Epilogue

32K 1.5K 66
                                    

"Masih berapa lama lagi?" tanya Mama Thania gelisah tanpa bisa duduk dengan tenang. Semenjak dia memasuki ruang ganti pengantin perempuan ini, dia berjalan bolak-balik tiada henti, apalagi setelah dia menyaksikan sendiri ketidaksiapan di ruangan ini.

Felicia, yang sudah berada di sana semenjak pagi menemani Emily, mewakili penata rias dan penata rambut yang masih sibuk dengan pekerjaannya untuk menjawab, "Sekitar setengah jam lagi, Tante. Keburu tepat waktu kok, Tan, Tante duduk yang tenang aja ya. Nanti Tante malah kecapekan pas acara." katanya berusaha menenangkan.

Mama Thania berdecak sambil masih mondar mandir dalam ruangan dengan gelisah, "Gimana Tante mau tenang coba, Fel? Ini udah jam berapa? Bahkan kita udah nggak akan sempat gladi resik lagi kalau begini," keluh Mama Thania histeris sebelum mengalihkan perhatiannya kepada perempuan yang sedang menjadi tokoh utama tersebut.

Emily sedang menguap lebar saat tanpa sengaja pandangannya bertemu dengan calon mertuanya tersebut.

"Bisa-bisanya kamu masih nguap santai begitu, Emy?" kata Mama Thania heran, "Coba kalau kamu tadi pagi nggak susah dibangunin, kita nggak akan telat begini acaranya. Mau ngomong apa sekarang Mama sama saudara dan temen-temen yang udah dateng coba? Masa pengantinnya malah telat sih?"

Emily menutup mulutnya kembali sambil merenggutkan wajahnya. Dia tidak paham kenapa wanita paruh baya itu harus sepanik, semarah dan sehisteris itu. Padahal pagi ini dia sulit dibangunkan karena tidurnya semalam sangat tidak nyenyak. Karena wanita paruh baya itu tidak mengijinkan Teddy menemaninya tidur, sehingga Emily kesulitan tidur semalam. Jadi seharusnya wanita itu yang disalahkan dan bukan dia.

Felicia berdiri dan merengkuh pundak Mama Thania, berusaha membuatnya tenang, "Tante yang tenang ya, di sini aku yang bantu urus aja. Kalau Tante panik, nanti pengantinnya ikutan panik."

Mama Thania melihat ke arah Emily, merasa apa yang dikatakan barusan oleh Felicia ada benarnya, walau dia hanya menemukan wajah santai dan malas-malasan sang calon pengantin.

"Dia nggak kelihatan panik tuh," gerutu Mama Thania walau dia memutuskan untuk keluar dari ruang ganti pengantin itu sebelum dia kembali histeris.

"Siapa yang suruh buat acara seperti ini, waktu itu katanya cuma mau menikah catatan sipil aja, malu ngundang tamu banyak-banyak.." gerutu Emily setelah Mama Thania keluar.

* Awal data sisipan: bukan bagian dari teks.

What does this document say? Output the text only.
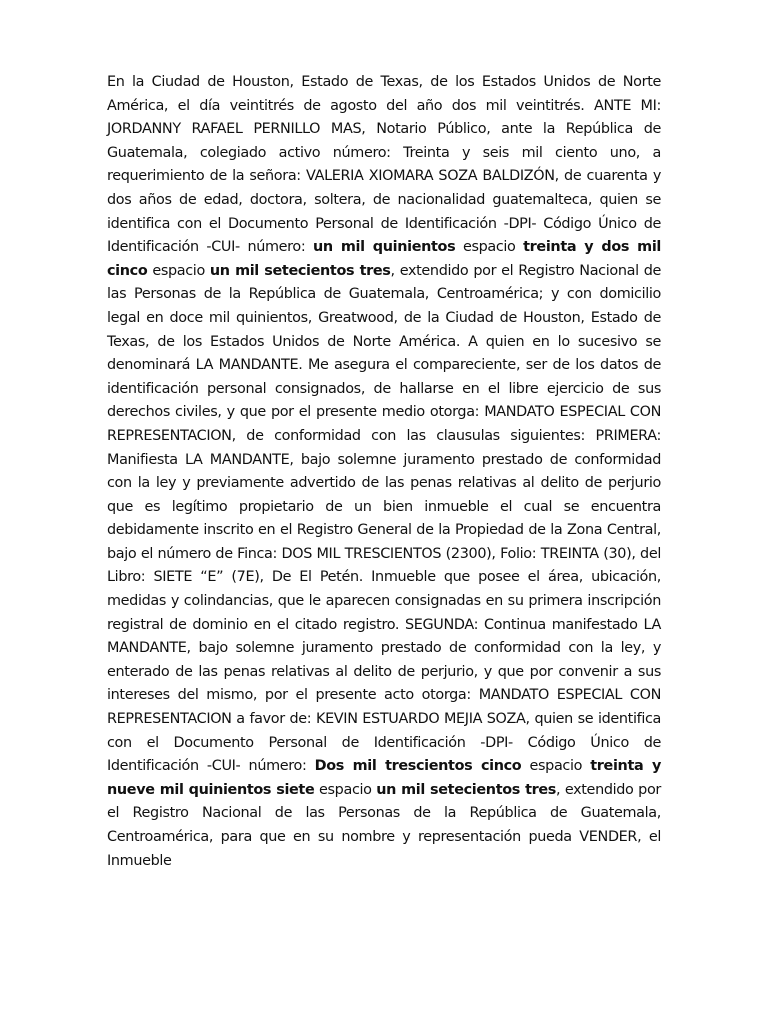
En la Ciudad de Houston, Estado de Texas, de los Estados Unidos de Norte América, el día veintitrés de agosto del año dos mil veintitrés. ANTE MI: JORDANNY RAFAEL PERNILLO MAS, Notario Público, ante la República de Guatemala, colegiado activo número: Treinta y seis mil ciento uno, a requerimiento de la señora: VALERIA XIOMARA SOZA BALDIZÓN, de cuarenta y dos años de edad, doctora, soltera, de nacionalidad guatemalteca, quien se identifica con el Documento Personal de Identificación -DPI- Código Único de Identificación -CUI- número: un mil quinientos espacio treinta y dos mil cinco espacio un mil setecientos tres, extendido por el Registro Nacional de las Personas de la República de Guatemala, Centroamérica; y con domicilio legal en doce mil quinientos, Greatwood, de la Ciudad de Houston, Estado de Texas, de los Estados Unidos de Norte América. A quien en lo sucesivo se denominará LA MANDANTE. Me asegura el compareciente, ser de los datos de identificación personal consignados, de hallarse en el libre ejercicio de sus derechos civiles, y que por el presente medio otorga: MANDATO ESPECIAL CON REPRESENTACION, de conformidad con las clausulas siguientes: PRIMERA: Manifiesta LA MANDANTE, bajo solemne juramento prestado de conformidad con la ley y previamente advertido de las penas relativas al delito de perjurio que es legítimo propietario de un bien inmueble el cual se encuentra debidamente inscrito en el Registro General de la Propiedad de la Zona Central, bajo el número de Finca: DOS MIL TRESCIENTOS (2300), Folio: TREINTA (30), del Libro: SIETE “E” (7E), De El Petén. Inmueble que posee el área, ubicación, medidas y colindancias, que le aparecen consignadas en su primera inscripción registral de dominio en el citado registro. SEGUNDA: Continua manifestado LA MANDANTE, bajo solemne juramento prestado de conformidad con la ley, y enterado de las penas relativas al delito de perjurio, y que por convenir a sus intereses del mismo, por el presente acto otorga: MANDATO ESPECIAL CON REPRESENTACION a favor de: KEVIN ESTUARDO MEJIA SOZA, quien se identifica con el Documento Personal de Identificación -DPI- Código Único de Identificación -CUI- número: Dos mil trescientos cinco espacio treinta y nueve mil quinientos siete espacio un mil setecientos tres, extendido por el Registro Nacional de las Personas de la República de Guatemala, Centroamérica, para que en su nombre y representación pueda VENDER, el Inmueble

Mama Thania memang pernah mengatakan kalau dia mau pernikahan Teddy dan Emily hanya catatan sipil dan tidak mau mengundang siapa-siapa karena malu. Karena menikah muda dan terburu-buru selalu identik dengan married by accident. Namun kenyataannya wanita paruh baya itu menjadi yang paling sibuk mempersiapkan pesta pernikahan ini. Dimulai dari list undangan, baju pengantin, dekorasi hingga susunan acara. Sementara Teddy dan Emily tidak terlalu peduli, yang membuat Mamanya semakin stress mengurus segalanya sendirian.

Felicia mau tidak mau hanya tersenyum mendengar gerutuan calon istri sahabatnya itu.

"Teddy kan putra satu-satunya Tante sama Om, mereka pasti tetap mau pernikahan Teddy dirayakan dengan layak. Walau Tante Thania suka pedas kalo ngomong, tapi dia nggak pernah punya niat buruk kok."

Emily memperhatikan gadis di hadapannya itu, "You say exactly same words with Teddy."

Felicia memiringkan sedikit kepalanya tidak paham.

"Teddy juga pernah mengatakan Mamanya nggak pernah punya niat buruk kepadaku."

Felicia mengangguk paham.

"Aku selalu iri sama kalian," kata Emily lagi dengan jujur, "hubunganmu dan Teddy maksudnya. Kalian udah saling mengenal sepanjang hidup kalian. Bahkan apa yang ada di pikiran kalian hampir sama."